What to do if your mortgage lender starts court action
Get debt and legal advice
You do not have to do this alone. You should get debt advice and legal advice.
Speak to a debt adviser
These charities give free debt advice:
A debt adviser can help you to prioritise debts, draw up a financial statement and make a repayment plan for mortgage arrears and other debts.
They could also get you on the breathing space scheme which pauses mortgage repossession action for 2 months while you get advice.
Find a legal adviser
A legal adviser or solicitor can:
fill in court documents
negotiate with your lender
speak for you at the court hearing
You could get free legal help if you have a low income. You may not get this help if you have lots of equity in your home.
Call 0345 345 4 345 to get free legal help from Civil Legal Advice. They could make you an appointment with a local solicitor.
Try to get legal help as soon as you get letters from the court.
If you cannot get free help before your hearing, you can usually get help on the day from a court duty scheme adviser.

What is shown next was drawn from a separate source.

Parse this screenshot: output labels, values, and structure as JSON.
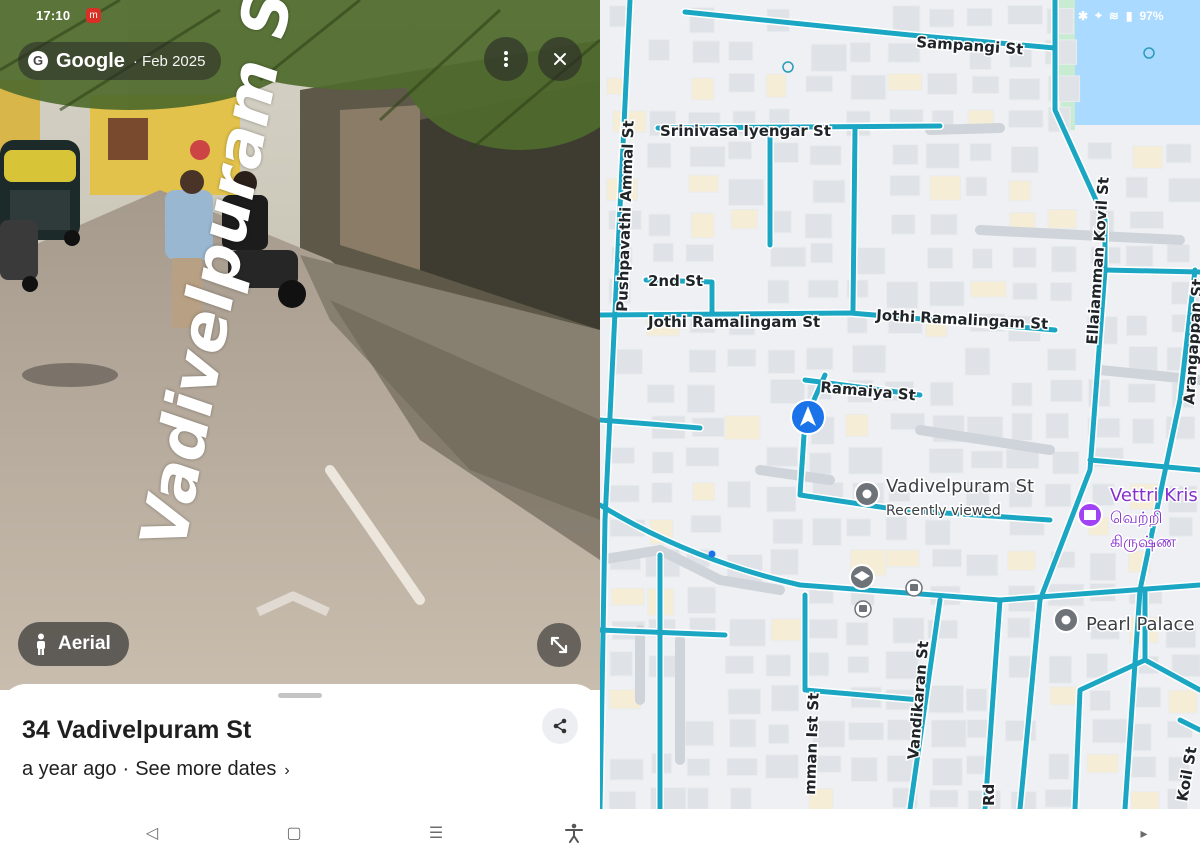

Your income and how much your home is worth do not affect help on the day of your hearing.
Ask your council for help
You can ask your council for help if you are at risk of losing your home.
All councils must give housing advice and try to stop you becoming homeless.
Look at your income and spending
Look at your monthly income and outgoings to see if there's anywhere you could save money to help you repay mortgage arrears.
Check your current mortgage interest rate and monthly payment amount.
Use our advice and template to show you can pay off your mortgage arrears.
Suggest a repayment plan
You can make a repayment proposal to your lender if you have some money left over each month after paying your bills and essential spending.
You can do this at any stage of the repossession process.
Make sure your plan is realistic and reasonable
A judge will usually let you stay in your home if you can show that you can pay both:
your monthly mortgage payment
a set amount towards your arrears each month
The plan needs to show you have enough money left over every month to pay a regular amount towards the arrears until they are paid off.
How to work out a minimum payment offer:
Amount of arrears ÷ number of months until mortgage end = minimum payment
Example: You have £3,000 arrears and have 10 years (120 months) until the end of your mortgage term. You could offer £25 a month on top of your normal monthly payment.
Calculation: £3000 mortgage arrears ÷ 120 months = £25 a month towards the arrears.
If your lender agrees before the hearing
You will still need to go the hearing, unless the court tells you it's cancelled.
Take the agreement with you. This will help you show the judge you should keep your home.
If your lender rejects your offer
They have to give you a reason in writing within 10 working days.
Your lender might suggest a different repayment plan.
Take any letters or emails from them with you to the hearing.
Decide what to do if you cannot make a repayment offer
If you do not have enough money left over each month to make a repayment proposal, you might choose to sell your home to avoid repossession.
You will need to discuss this with any joint owners. For example, your partner or ex partner.